Thursday, February 2, 2012

Being Honest

You take the good you take the bad you take them both and there you have

the facts of life.

Gah.

If you consume the crappy stuff, your body will not yield results.

I ate crap last weekend... starting Friday night and not stopping until Sunday night.

Gah! The weekends are SO. HARD.  I have nobody to blame but myself!  I want to give you all my excuses and write a big long blog post about "date night" on Friday and how we celebrated my birthday on Saturday with Rich's family and how I was held at gunpoint to consume frozen yogurt on Sunday while out with mother in law...  but seriously. Those stories would just be riddled with excuses and covering up the real problem.

I struggle with weekends. I need get this figured out. Especially if I'm going to make big progress on my goals and win this WLC.   It's frustrating!

I want to eat the crap everyone else eats, but I want to lose weight doing it.  Those in AA know that the definition of insanity is doing the same things over and over again and expecting a different result.  This past weekend, I lost my brain, and my stomach took over to compensate.  My stomach said that since I've been working out so much, that I can eat the crap and everything will be okay. My stomach said that my muscles are sore so I deserve the junk. My stomach said that I could work off the crap the next day with a higher intensity work out.

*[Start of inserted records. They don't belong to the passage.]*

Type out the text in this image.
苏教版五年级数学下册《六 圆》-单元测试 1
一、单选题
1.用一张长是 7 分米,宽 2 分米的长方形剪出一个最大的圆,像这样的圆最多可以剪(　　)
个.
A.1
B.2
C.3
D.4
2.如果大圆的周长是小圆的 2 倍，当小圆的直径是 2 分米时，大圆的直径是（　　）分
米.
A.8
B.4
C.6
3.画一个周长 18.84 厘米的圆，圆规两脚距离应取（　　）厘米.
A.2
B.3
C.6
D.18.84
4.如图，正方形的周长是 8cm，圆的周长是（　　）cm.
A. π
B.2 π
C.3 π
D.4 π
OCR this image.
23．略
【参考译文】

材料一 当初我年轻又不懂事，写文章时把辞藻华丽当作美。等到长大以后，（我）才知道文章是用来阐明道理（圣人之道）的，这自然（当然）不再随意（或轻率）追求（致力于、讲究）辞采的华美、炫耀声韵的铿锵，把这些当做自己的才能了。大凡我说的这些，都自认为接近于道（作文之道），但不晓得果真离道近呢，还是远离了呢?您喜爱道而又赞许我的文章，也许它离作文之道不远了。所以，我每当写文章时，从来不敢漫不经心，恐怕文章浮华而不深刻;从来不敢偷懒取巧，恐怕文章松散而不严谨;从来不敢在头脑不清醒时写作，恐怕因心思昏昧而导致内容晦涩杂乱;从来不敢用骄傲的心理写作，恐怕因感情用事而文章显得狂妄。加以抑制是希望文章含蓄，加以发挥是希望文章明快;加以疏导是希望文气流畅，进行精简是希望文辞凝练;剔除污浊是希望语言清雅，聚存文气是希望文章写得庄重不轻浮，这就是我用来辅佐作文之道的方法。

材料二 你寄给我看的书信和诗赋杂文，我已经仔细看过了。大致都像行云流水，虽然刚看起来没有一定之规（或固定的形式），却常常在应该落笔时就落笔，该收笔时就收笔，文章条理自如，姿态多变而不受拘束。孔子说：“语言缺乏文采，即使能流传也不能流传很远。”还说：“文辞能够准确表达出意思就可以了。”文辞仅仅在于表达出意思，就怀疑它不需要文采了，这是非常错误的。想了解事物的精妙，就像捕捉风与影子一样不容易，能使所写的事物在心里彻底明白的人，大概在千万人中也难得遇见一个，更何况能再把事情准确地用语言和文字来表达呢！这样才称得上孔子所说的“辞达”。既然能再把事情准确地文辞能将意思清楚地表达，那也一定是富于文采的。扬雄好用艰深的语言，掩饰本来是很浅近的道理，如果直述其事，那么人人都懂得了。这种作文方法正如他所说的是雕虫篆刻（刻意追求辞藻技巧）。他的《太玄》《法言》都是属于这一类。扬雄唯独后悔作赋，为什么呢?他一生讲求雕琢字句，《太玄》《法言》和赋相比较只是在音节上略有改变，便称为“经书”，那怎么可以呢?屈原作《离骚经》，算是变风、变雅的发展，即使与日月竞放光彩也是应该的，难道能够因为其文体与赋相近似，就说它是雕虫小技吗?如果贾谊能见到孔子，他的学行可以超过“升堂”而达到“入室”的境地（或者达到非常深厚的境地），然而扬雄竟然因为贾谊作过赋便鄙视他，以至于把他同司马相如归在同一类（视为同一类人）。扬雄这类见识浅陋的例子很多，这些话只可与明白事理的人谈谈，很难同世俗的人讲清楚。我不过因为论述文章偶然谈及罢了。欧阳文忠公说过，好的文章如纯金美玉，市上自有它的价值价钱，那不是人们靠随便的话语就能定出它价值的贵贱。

My brain knows better!  If I want results, I have to eat like I want results. SEVEN DAYS A WEEK.  My brain knows that this challenge isn't going to last for forever.... It's only seven more weeks.  Seriously, I can keep losing for seven more weeks!  Even if it's only one pound a week - that's a package of buttah off my thighs. I know this! My brain knows this. Even my heart knows this.  But, my stomach is sick. It's diseased with want and deserve and make-up-for-it-later. 

So, no pounds lost this week. I weigh exactly the same as I did at this time last week. To the tenth of a pound.  

That's okay, though.  I'm not going to have any CRAP this weekend!  I'm going to climb to the very tip top of that leader board and I'm going to reach my goal of 11 more pounds!